Несмотря на столь разнообразные проявления, до сих пор существует очень сильное недоверие к понятию «идентичность». Это связано с тем, что расистские идеологии все чаще используют его как маркер для политической дискриминации мигрантов или как инструмент обесценивания других. Понятие идентичности и впрямь приобрело такую негативную нагрузку, что многие задаются вопросом, целесообразно ли вообще его применять. Но точно так же, как в случае с нацией, которую нельзя отдавать на откуп националистам, мы не должны уступать идентитаристам понятие идентичности. Настоящая глава преследует две цели: с одной стороны, реконструировать историю понятия «идентичность», а с другой – вернуть критерии критического отношения к этому понятию.

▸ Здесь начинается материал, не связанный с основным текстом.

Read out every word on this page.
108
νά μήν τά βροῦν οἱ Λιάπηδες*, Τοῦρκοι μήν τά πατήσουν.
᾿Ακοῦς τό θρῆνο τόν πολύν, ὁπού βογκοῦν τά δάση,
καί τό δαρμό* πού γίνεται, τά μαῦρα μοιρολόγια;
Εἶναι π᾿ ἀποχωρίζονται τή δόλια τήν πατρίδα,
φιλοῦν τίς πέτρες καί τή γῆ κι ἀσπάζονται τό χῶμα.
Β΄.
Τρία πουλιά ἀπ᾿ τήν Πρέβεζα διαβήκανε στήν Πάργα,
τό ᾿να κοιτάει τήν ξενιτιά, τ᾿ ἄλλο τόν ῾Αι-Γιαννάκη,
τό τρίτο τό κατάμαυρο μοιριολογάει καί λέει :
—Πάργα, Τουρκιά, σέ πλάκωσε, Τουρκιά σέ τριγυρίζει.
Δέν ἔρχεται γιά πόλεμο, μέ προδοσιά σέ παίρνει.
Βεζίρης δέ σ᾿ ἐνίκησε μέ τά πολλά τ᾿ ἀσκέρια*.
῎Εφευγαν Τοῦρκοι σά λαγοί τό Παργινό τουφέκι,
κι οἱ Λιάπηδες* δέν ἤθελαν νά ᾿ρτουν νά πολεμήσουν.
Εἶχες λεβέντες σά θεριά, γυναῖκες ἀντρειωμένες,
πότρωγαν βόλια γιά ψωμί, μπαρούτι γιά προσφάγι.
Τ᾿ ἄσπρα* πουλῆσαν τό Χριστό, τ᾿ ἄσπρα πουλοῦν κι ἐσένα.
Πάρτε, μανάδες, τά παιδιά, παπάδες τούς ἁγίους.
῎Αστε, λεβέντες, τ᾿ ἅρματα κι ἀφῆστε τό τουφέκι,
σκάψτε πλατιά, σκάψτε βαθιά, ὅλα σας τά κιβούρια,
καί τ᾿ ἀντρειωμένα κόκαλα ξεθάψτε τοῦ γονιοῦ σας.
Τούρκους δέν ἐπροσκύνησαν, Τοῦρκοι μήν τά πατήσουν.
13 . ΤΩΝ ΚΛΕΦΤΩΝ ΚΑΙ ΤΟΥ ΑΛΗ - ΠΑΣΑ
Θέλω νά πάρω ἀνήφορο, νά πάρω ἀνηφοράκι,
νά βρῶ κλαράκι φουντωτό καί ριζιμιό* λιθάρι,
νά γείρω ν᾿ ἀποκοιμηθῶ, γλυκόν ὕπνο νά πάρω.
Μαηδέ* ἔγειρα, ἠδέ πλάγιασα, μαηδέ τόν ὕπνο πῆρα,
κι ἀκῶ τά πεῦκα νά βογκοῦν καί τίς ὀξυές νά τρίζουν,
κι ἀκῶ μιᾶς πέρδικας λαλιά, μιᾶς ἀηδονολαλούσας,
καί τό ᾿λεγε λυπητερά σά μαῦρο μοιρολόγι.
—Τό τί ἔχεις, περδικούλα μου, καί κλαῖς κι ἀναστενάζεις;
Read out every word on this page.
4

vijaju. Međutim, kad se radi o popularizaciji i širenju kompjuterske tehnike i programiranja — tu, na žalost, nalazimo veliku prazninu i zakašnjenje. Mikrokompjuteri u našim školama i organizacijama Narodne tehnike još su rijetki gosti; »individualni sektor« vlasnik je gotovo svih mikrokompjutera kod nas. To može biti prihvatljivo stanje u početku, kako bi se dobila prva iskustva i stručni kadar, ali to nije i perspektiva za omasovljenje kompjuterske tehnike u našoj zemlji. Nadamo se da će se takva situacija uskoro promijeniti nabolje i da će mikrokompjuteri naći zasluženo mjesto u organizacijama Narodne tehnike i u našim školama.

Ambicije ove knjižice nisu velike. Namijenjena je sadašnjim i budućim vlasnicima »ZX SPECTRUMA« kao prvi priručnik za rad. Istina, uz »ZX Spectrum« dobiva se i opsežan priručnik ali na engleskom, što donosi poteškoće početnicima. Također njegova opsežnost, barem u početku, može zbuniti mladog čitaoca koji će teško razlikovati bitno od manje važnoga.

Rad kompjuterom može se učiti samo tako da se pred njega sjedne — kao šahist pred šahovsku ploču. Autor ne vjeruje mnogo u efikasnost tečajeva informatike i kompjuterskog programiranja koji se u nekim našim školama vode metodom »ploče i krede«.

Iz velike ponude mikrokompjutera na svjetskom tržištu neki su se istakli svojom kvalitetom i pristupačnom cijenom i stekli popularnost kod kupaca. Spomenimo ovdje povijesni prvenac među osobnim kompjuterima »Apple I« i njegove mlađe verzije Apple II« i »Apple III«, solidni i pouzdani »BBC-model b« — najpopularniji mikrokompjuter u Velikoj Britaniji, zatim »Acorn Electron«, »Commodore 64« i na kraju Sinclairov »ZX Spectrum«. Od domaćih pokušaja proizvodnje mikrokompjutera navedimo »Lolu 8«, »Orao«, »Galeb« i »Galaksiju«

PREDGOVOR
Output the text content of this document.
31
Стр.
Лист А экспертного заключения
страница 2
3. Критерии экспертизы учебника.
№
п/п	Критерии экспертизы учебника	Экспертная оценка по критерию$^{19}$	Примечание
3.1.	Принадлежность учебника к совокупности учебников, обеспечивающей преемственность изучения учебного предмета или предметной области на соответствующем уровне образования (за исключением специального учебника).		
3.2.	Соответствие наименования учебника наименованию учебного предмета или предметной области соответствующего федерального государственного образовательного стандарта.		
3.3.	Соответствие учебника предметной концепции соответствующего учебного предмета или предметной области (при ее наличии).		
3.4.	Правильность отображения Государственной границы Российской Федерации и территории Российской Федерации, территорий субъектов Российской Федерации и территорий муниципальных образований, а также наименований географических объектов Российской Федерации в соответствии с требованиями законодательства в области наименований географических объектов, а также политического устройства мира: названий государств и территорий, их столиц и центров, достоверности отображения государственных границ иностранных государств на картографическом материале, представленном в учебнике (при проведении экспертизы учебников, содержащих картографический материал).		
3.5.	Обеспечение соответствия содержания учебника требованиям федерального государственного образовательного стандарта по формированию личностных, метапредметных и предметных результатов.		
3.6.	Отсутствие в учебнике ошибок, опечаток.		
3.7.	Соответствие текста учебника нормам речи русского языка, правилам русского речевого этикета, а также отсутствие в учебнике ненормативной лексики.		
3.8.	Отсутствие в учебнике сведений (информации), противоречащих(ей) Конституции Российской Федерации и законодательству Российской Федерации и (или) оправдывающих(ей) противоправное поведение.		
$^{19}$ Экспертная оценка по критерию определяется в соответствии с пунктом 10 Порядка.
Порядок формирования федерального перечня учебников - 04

Краткая история понятия «идентичность»
Свои рассуждения о понятии «идентичность» и его истории я хочу предварить виньеткой. Речь идет об арт-проекте, представленном Кристианом Болтански на выставке в 1972 году, когда тема идентичности еще не была у всех на устах. Это – серия из десяти фотопортретов, запечатлевших художника в детстве и юности. Единство серии удостоверялось не идентичностью изображенного человека, а шаблоном изображения (Bildschema). Аутентичным портретом Кристиана Болтански была только последняя фотография, остальные схожи с ней лишь мотивом стоящей фигуры с опущенными руками на фоне зеленой ступенчатой дорожки, освещенной солнцем. Десять фотографий запечатлели не перемены, произошедшие с одним и тем же человеком в разные периоды его жизни, а совершенно разных людей, которые представлены в рамках культурного изобразительного шаблона (Bildschema), а потому сразу же создают впечатление «единства в переменах».